Mandatory minimums. As much as reporters buy into myths about LSD, they tend to have qualms about putting a 19- year- old who sells acid at a Grateful Dead concert in prison for five or 10 years, especially when violent criminals routinely get shorter sentences. Furthermore, the aburdity of federal sentencing, with its sharp cliffs, bizarre weighing procedures, and arbitrary distinctions, is glaring. The manifest unfairness of this system has attracted considerable press attention in recent years, much of it focusing on specific defendants.
Asset forfeiture. Again, the injustice is obvious, whether because the punishment is so disproportionate or because innocent people lose their property after police decide it's tainted by criminal activity.
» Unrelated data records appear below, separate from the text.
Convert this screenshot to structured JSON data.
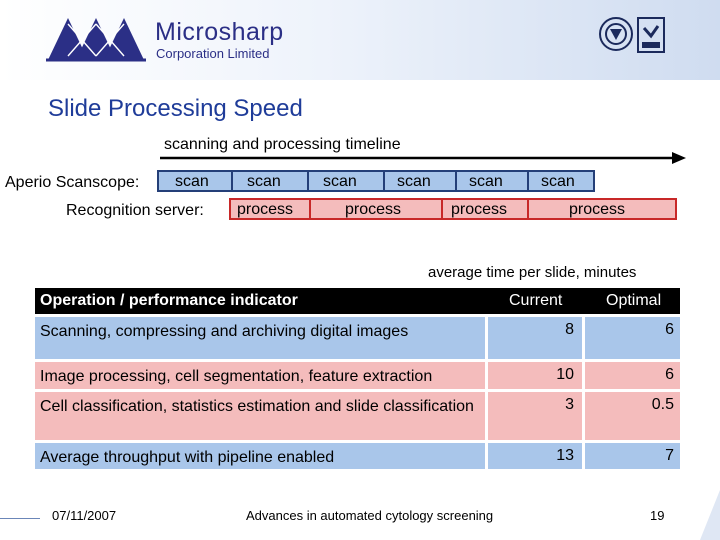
{
  "header": {
    "company_name": "Microsharp",
    "company_subtitle": "Corporation Limited",
    "brand_color": "#2b2f86",
    "certification_marks": [
      "ukas-certification-icon",
      "quality-management-icon"
    ]
  },
  "slide_title": "Slide Processing Speed",
  "timeline": {
    "title": "scanning and processing timeline",
    "scanscope_label": "Aperio Scanscope:",
    "recognition_label": "Recognition server:",
    "scan_segments": [
      "scan",
      "scan",
      "scan",
      "scan",
      "scan",
      "scan"
    ],
    "process_segments": [
      "process",
      "process",
      "process",
      "process"
    ]
  },
  "table_note": "average time per slide, minutes",
  "table": {
    "headers": [
      "Operation / performance indicator",
      "Current",
      "Optimal"
    ],
    "rows": [
      {
        "operation": "Scanning, compressing and archiving digital images",
        "current": "8",
        "optimal": "6"
      },
      {
        "operation": "Image processing, cell segmentation, feature extraction",
        "current": "10",
        "optimal": "6"
      },
      {
        "operation": "Cell classification, statistics estimation and slide classification",
        "current": "3",
        "optimal": "0.5"
      },
      {
        "operation": "Average throughput with pipeline enabled",
        "current": "13",
        "optimal": "7"
      }
    ]
  },
  "footer": {
    "date": "07/11/2007",
    "title": "Advances in automated cytology screening",
    "page": "19"
  }
}
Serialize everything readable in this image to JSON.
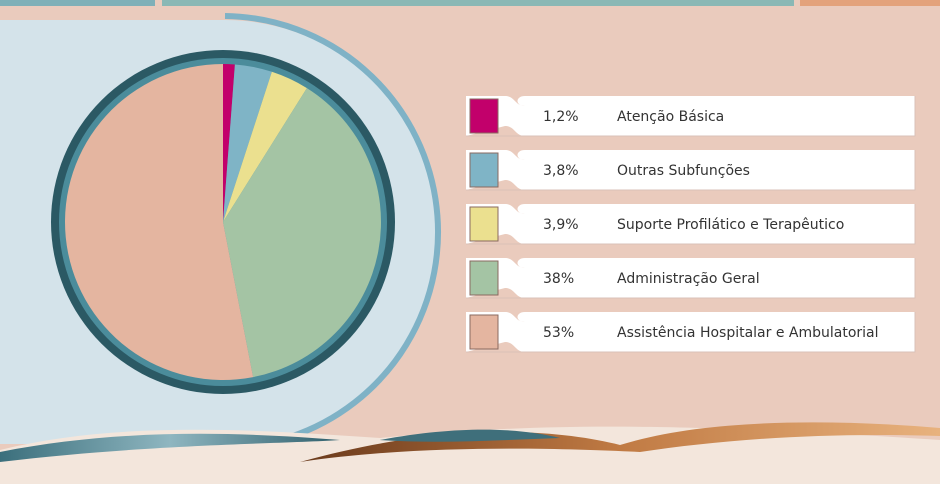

The Pittsburgh Press's 1991 series on forfeiture, "Presumed Guilty: The Law's Victims in the War on Drugs," was full of stories about people who had been screwed over because they or their property happened to be in the wrong place at the wrong time. Civil forfeiture is especially scary because it can hurt people who have done nothing illegal and because the concept has been extended beyond drug crime to a wide range of offenses.
As compelling as these stories are, they have limited ramifications. Each problem can be addressed by measures far short of ending the war on drugs. Criminal convictions can be required prior to asset forfeiture. Sentencing practices can be changed so that minor drug dealers are not put away for so long. The federal government can allow patients to get medical marijuana under a renewed IND program or by prescription. All of these changes would certainly be welcome, but they would leave drug prohibition essentially intact.
These stories of injustice indict the excesses of the war on drugs, not the war itself. Indeed, they may even imply that the excesses are the only problem. The stories ask whether innocent owners deserve to lose their property, not whether guilty owners do. They ask whether a small- time LSD dealer should stay behind bars for five years or just a year, not whether he should be imprisoned at all. They ask whether sick people should be allowed to use marijuana, not whether the government has any business telling adults what plants they may grow or ingest.
Opponents of prohibition need an overarching story to compete with the official version of the war on drugs. So far we don't have one.